HCX Redeployment Job Stuck
I believe this problem has been resolved in later editions, i.e. HCX 4.5 release. If you have tried to resync the service mesh in HCX 4.3.3 and left with a half-redeployed Network Extension appliance and the task stuck, I feel your pain. However, I have experienced this on a couple of occasions and have a few fixes that should help. This happened to me because the underlying network had routing issues whilst asking the network team to implement a new uplink network.
Firstly, please log a call with VMware support in the first instance as you may be experiencing a different issue from mine. Meanwhile, see If you can redeploy the NE appliance using the /force option. If you see a message saying ”Another workflow is in progress Job_ID" It's not going to work due to the stuck job.
VMware support diagnosed this as a job stuck in the Postgress SQL database and had to run a script to remove the stale entry. I was able to continue to progress with redeploying my appliances.
One potential fix is to restart the application service in the 9443 portal. You need to stop and start this at both ends.

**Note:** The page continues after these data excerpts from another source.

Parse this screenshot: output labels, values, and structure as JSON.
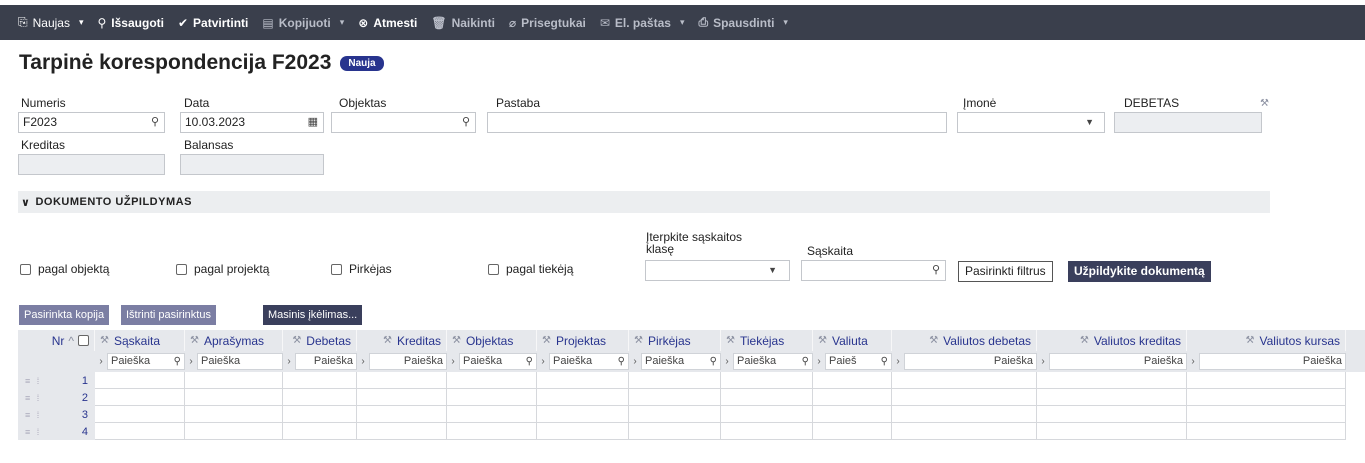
{
  "toolbar": {
    "items": [
      {
        "label": "Naujas",
        "icon": "new-doc-icon",
        "glyph": "⎘",
        "caret": true,
        "dim": false,
        "bold": false
      },
      {
        "label": "Išsaugoti",
        "icon": "save-icon",
        "glyph": "⚲",
        "caret": false,
        "dim": false,
        "bold": true
      },
      {
        "label": "Patvirtinti",
        "icon": "check-icon",
        "glyph": "✔",
        "caret": false,
        "dim": false,
        "bold": true
      },
      {
        "label": "Kopijuoti",
        "icon": "copy-icon",
        "glyph": "▤",
        "caret": true,
        "dim": true,
        "bold": true
      },
      {
        "label": "Atmesti",
        "icon": "cancel-icon",
        "glyph": "⊗",
        "caret": false,
        "dim": false,
        "bold": true
      },
      {
        "label": "Naikinti",
        "icon": "trash-icon",
        "glyph": "🗑",
        "caret": false,
        "dim": true,
        "bold": true
      },
      {
        "label": "Prisegtukai",
        "icon": "paperclip-icon",
        "glyph": "⌀",
        "caret": false,
        "dim": true,
        "bold": true
      },
      {
        "label": "El. paštas",
        "icon": "email-icon",
        "glyph": "✉",
        "caret": true,
        "dim": true,
        "bold": true
      },
      {
        "label": "Spausdinti",
        "icon": "printer-icon",
        "glyph": "⎙",
        "caret": true,
        "dim": true,
        "bold": true
      }
    ]
  },
  "page": {
    "title": "Tarpinė korespondencija F2023",
    "badge": "Nauja"
  },
  "form": {
    "numeris_label": "Numeris",
    "numeris_value": "F2023",
    "data_label": "Data",
    "data_value": "10.03.2023",
    "objektas_label": "Objektas",
    "objektas_value": "",
    "pastaba_label": "Pastaba",
    "pastaba_value": "",
    "imone_label": "Įmonė",
    "imone_value": "",
    "debetas_label": "DEBETAS",
    "debetas_value": "",
    "kreditas_label": "Kreditas",
    "kreditas_value": "",
    "balansas_label": "Balansas",
    "balansas_value": ""
  },
  "section": {
    "title": "DOKUMENTO UŽPILDYMAS"
  },
  "filters": {
    "pagal_objekta": "pagal objektą",
    "pagal_projekta": "pagal projektą",
    "pirkejas": "Pirkėjas",
    "pagal_tiekeja": "pagal tiekėją",
    "klase_label_1": "Įterpkite sąskaitos",
    "klase_label_2": "klasę",
    "saskaita_label": "Sąskaita",
    "btn_filters": "Pasirinkti filtrus",
    "btn_fill": "Užpildykite dokumentą"
  },
  "actions": {
    "copy_selected": "Pasirinkta kopija",
    "delete_selected": "Ištrinti pasirinktus",
    "mass_insert": "Masinis įkėlimas..."
  },
  "grid": {
    "nr_label": "Nr",
    "columns": [
      {
        "label": "Sąskaita",
        "filter": "Paieška"
      },
      {
        "label": "Aprašymas",
        "filter": "Paieška"
      },
      {
        "label": "Debetas",
        "filter": "Paieška"
      },
      {
        "label": "Kreditas",
        "filter": "Paieška"
      },
      {
        "label": "Objektas",
        "filter": "Paieška"
      },
      {
        "label": "Projektas",
        "filter": "Paieška"
      },
      {
        "label": "Pirkėjas",
        "filter": "Paieška"
      },
      {
        "label": "Tiekėjas",
        "filter": "Paieška"
      },
      {
        "label": "Valiuta",
        "filter": "Paieš"
      },
      {
        "label": "Valiutos debetas",
        "filter": "Paieška"
      },
      {
        "label": "Valiutos kreditas",
        "filter": "Paieška"
      },
      {
        "label": "Valiutos kursas",
        "filter": "Paieška"
      }
    ],
    "rows": [
      "1",
      "2",
      "3",
      "4"
    ]
  }
}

Another option that worked for me was to edit the service mesh and remove the Network Extension service. This effectively removed the appliances and allowed me to edit the service mesh again by adding the NE appliances. This time round the appliances was redeployed. The old task will probably be still stuck, although it's not an issue for us to continue getting the appliances reinstalled. Please note, if you have any stretched VLANs on the Network Extensions, you should make note of these and remove them, otherwise, it will fail to try to remove the appliances out of vSphere. Once the service mesh was updated with the NE service again, I was able to restretch the VLANs on the new appliances.
This is a known issue and has been resolved in the latest release. Please use my suggestions with caution as these were the methods that worked for me. You should get official guidance from VMware before you make any major changes to your environment, especially if you have production workloads running there.